Lompoc Brewing, in Portland, Ore., is one small, craft brewery that has added it to its winter lineup.
“We had a Jewish gentleman here … and he wanted to make a Hanukkah brew,” says David Fleming, the head brewer. “So we thought it was a great idea. We already had six Christmas beers going anyhow, so why couldn’t we have a seventh one for Hanukkah?”
Lompoc ended up with a chocolate rye porter called 8 Malty Nights. It has become one of its more popular winter beers. And Lompoc is not alone - a few others, like Schmaltz Brewing Company, are also bringing Jewish beers to market.

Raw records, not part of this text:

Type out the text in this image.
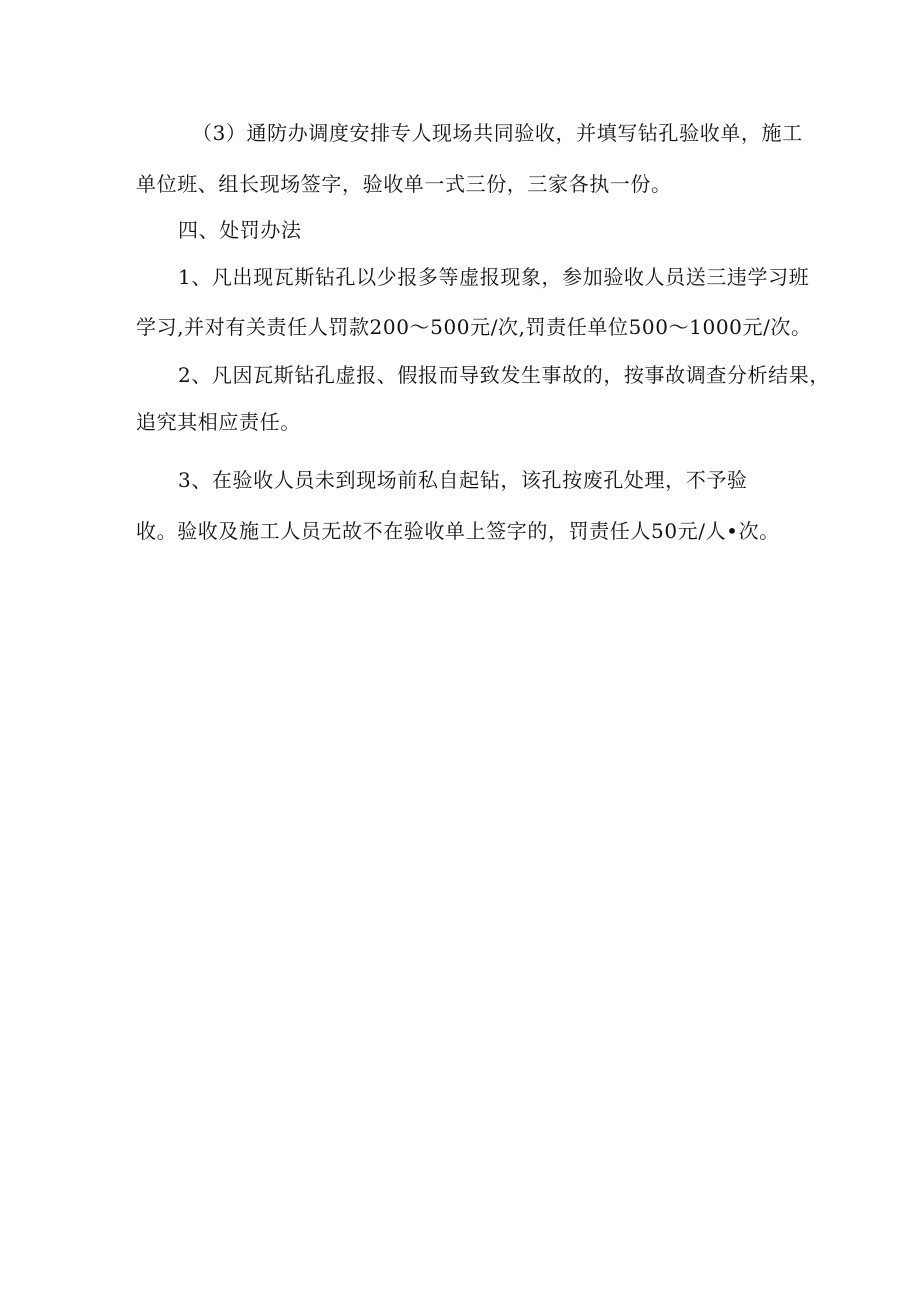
（3）通防办调度安排专人现场共同验收，并填写钻孔验收单，施工
单位班、组长现场签字，验收单一式三份，三家各执一份。
四、处罚办法
1、凡出现瓦斯钻孔以少报多等虚报现象，参加验收人员送三违学习班
学习,并对有关责任人罚款200～500元/次,罚责任单位500～1000元/次。
2、凡因瓦斯钻孔虚报、假报而导致发生事故的，按事故调查分析结果，
追究其相应责任。
3、在验收人员未到现场前私自起钻，该孔按废孔处理，不予验
收。验收及施工人员无故不在验收单上签字的，罚责任人50元/人•次。
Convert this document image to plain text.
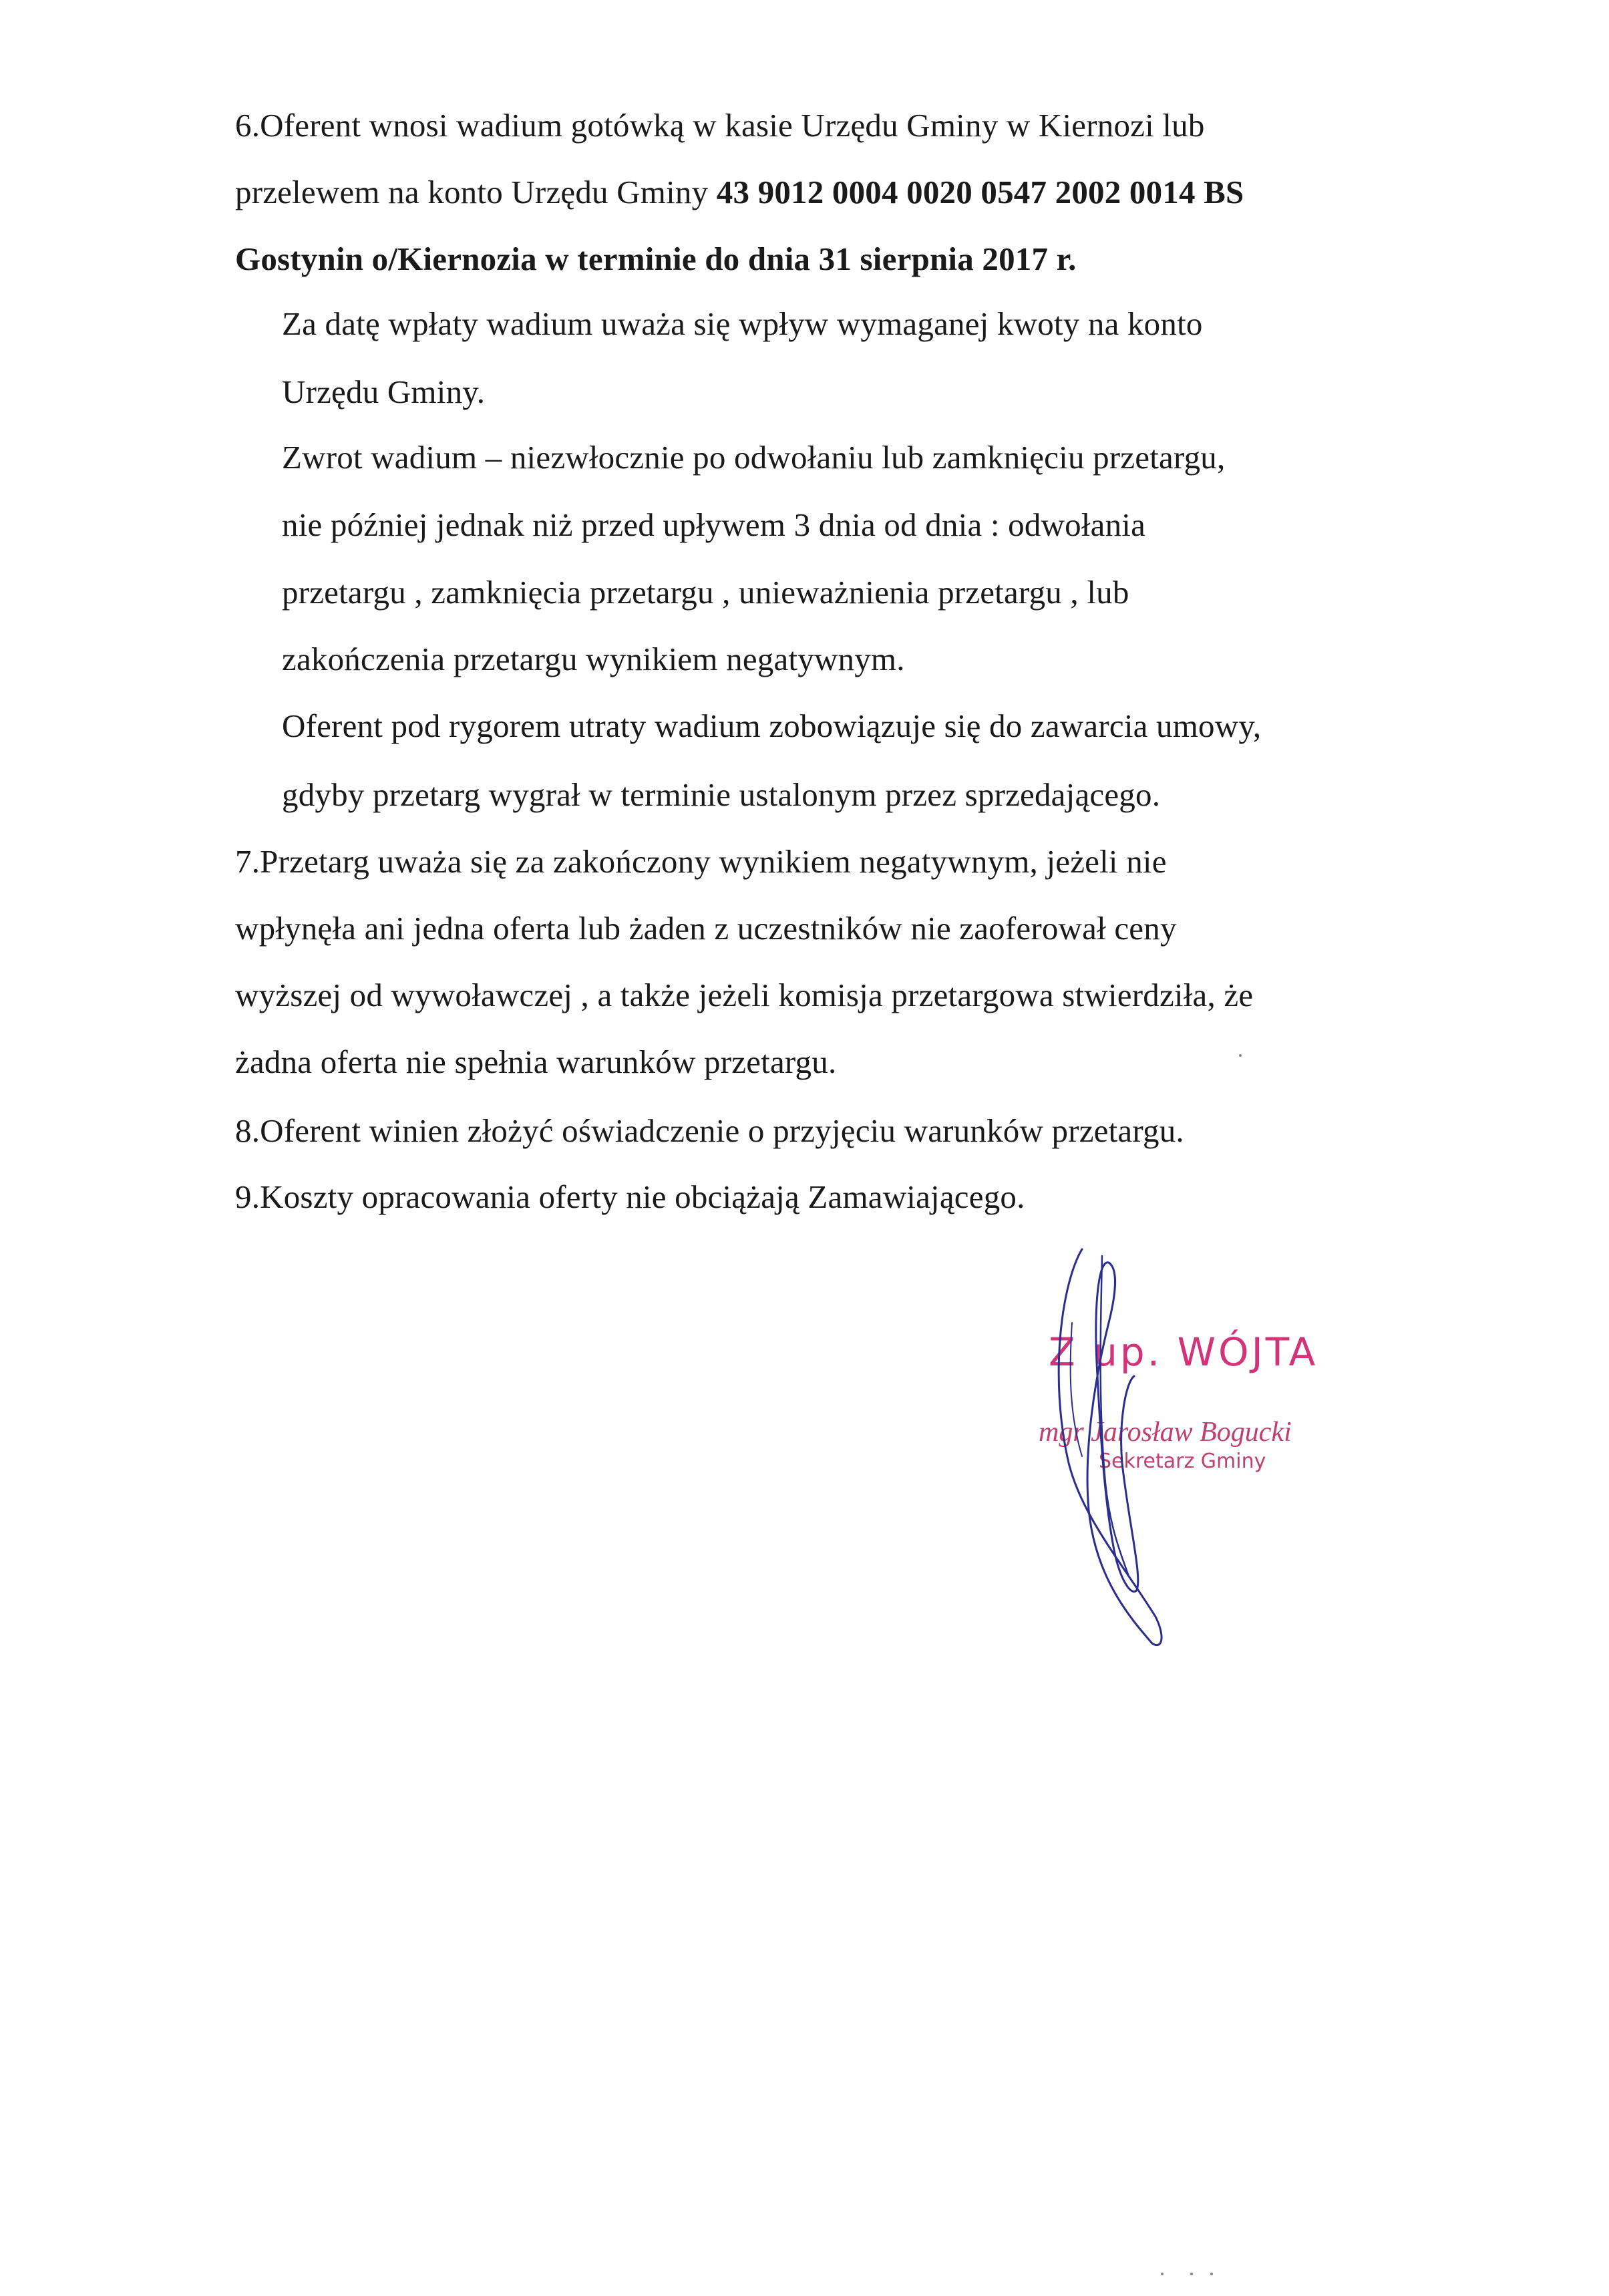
6.Oferent wnosi wadium gotówką w kasie Urzędu Gminy w Kiernozi lub
przelewem na konto Urzędu Gminy 43 9012 0004 0020 0547 2002 0014 BS
Gostynin o/Kiernozia w terminie do dnia 31 sierpnia 2017 r.
Za datę wpłaty wadium uważa się wpływ wymaganej kwoty na konto
Urzędu Gminy.
Zwrot wadium – niezwłocznie po odwołaniu lub zamknięciu przetargu,
nie później jednak niż przed upływem 3 dnia od dnia : odwołania
przetargu , zamknięcia przetargu , unieważnienia przetargu , lub
zakończenia przetargu wynikiem negatywnym.
Oferent pod rygorem utraty wadium zobowiązuje się do zawarcia umowy,
gdyby przetarg wygrał w terminie ustalonym przez sprzedającego.
7.Przetarg uważa się za zakończony wynikiem negatywnym, jeżeli nie
wpłynęła ani jedna oferta lub żaden z uczestników nie zaoferował ceny
wyższej od wywoławczej , a także jeżeli komisja przetargowa stwierdziła, że
żadna oferta nie spełnia warunków przetargu.
8.Oferent winien złożyć oświadczenie o przyjęciu warunków przetargu.
9.Koszty opracowania oferty nie obciążają Zamawiającego.
Z up. WÓJTA
mgr Jarosław Bogucki
Sekretarz Gminy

But this isn’t the first time Jews have gone into the beer business.
“The story … begins really far back, at the Babylonian exile,” says Marni Davis, the author of Jews and Booze and an assistant professor of history at Georgia State University. She says that even though beer is never mentioned in the Hebrew bible, it is kosher. And Jews have brewed it from Persia to Europe, and into America.
Davis has found lots of examples of central European Jews founding breweries. One of the biggest was New York’s Rheingold Brewery, founded by Samuel Leibmann.